Arribas, O.J. (1998). Osteology of the Pyrenean Mountain Lizards and comparison with other species
of the collective genus Archaeolacerta Mertens, 1921 s. l. from Europe and Asia Minor (Squamata: Sauna: Lacertidae). Herpetozoa 11(1/2): 47-70.
Beebee, T. & Griffiths, R. (2000). Amphibians & Reptiles. HarperCollins, London.
Edgar, P., Foster, J. & Baker, J. (eds.) (2010). Reptile Habitat Management Handbook. ARC, Bournemouth.
Ellis, M.B. & Ellis, J.P. (1998). Microfungi on Miscellaneous Substrates (2nd ed.). Richmond, Slough.
Gent, T. & Gibson, S. (eds.) (2003). Herpetofauna Workers' Manual (revised reprint). JNCC, Peterborough.
Hawksworth, D. (2011). A new dawn for the naming of fungi: impacts of decisions made in Melbourne in July 2011 on the future publication and regulation of fungal names. Mycokeys 1: 7-20.
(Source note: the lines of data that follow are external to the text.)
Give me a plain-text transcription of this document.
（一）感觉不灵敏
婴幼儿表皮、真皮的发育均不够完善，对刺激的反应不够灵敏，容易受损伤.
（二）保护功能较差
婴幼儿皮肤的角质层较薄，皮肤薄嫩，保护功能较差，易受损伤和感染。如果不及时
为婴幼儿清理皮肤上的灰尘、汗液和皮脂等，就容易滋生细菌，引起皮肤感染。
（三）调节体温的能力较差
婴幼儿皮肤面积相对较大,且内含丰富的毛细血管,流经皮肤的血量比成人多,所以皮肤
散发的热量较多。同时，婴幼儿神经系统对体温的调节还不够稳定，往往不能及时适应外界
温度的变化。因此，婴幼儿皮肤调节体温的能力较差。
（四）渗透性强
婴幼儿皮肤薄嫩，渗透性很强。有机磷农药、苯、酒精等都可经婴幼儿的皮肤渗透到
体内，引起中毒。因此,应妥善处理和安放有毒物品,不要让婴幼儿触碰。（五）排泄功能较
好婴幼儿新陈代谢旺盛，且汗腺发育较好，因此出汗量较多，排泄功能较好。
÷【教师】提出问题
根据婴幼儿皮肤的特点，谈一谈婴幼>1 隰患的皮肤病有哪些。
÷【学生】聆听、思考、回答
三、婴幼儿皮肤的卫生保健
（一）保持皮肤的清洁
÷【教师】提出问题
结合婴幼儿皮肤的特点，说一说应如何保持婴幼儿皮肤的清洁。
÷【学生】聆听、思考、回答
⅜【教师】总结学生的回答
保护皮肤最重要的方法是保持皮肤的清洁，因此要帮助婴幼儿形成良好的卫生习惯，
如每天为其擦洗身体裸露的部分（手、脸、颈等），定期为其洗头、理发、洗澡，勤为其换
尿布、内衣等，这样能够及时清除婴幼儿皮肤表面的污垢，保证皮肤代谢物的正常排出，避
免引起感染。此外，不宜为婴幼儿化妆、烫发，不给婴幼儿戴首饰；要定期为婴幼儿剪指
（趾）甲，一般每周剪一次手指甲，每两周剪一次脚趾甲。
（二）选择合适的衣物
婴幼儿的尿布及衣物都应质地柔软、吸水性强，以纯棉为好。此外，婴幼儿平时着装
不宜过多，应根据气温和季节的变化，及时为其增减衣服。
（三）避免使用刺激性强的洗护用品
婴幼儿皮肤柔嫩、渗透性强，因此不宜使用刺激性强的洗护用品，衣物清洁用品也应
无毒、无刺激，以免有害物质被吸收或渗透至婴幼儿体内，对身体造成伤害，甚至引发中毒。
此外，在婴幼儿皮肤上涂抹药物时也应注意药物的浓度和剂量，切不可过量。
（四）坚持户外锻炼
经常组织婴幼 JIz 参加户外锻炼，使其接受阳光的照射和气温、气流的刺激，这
Inns, H. (2009). Britain's Reptiles and Amphibians. WildGuides, Old Basing.


  1. Very interesting Dave. I thought you would like the lizard skeleton for your collection of 'interesting things', I never thought you would go to such lengths and I would learn so much about Z.vivipara.
    The photo's are excellent.

  2. Brilliant stuff - I would have used the microscope to look in detail at the teeth, but I suppose fungi are interesting to some (smiley). Great photos!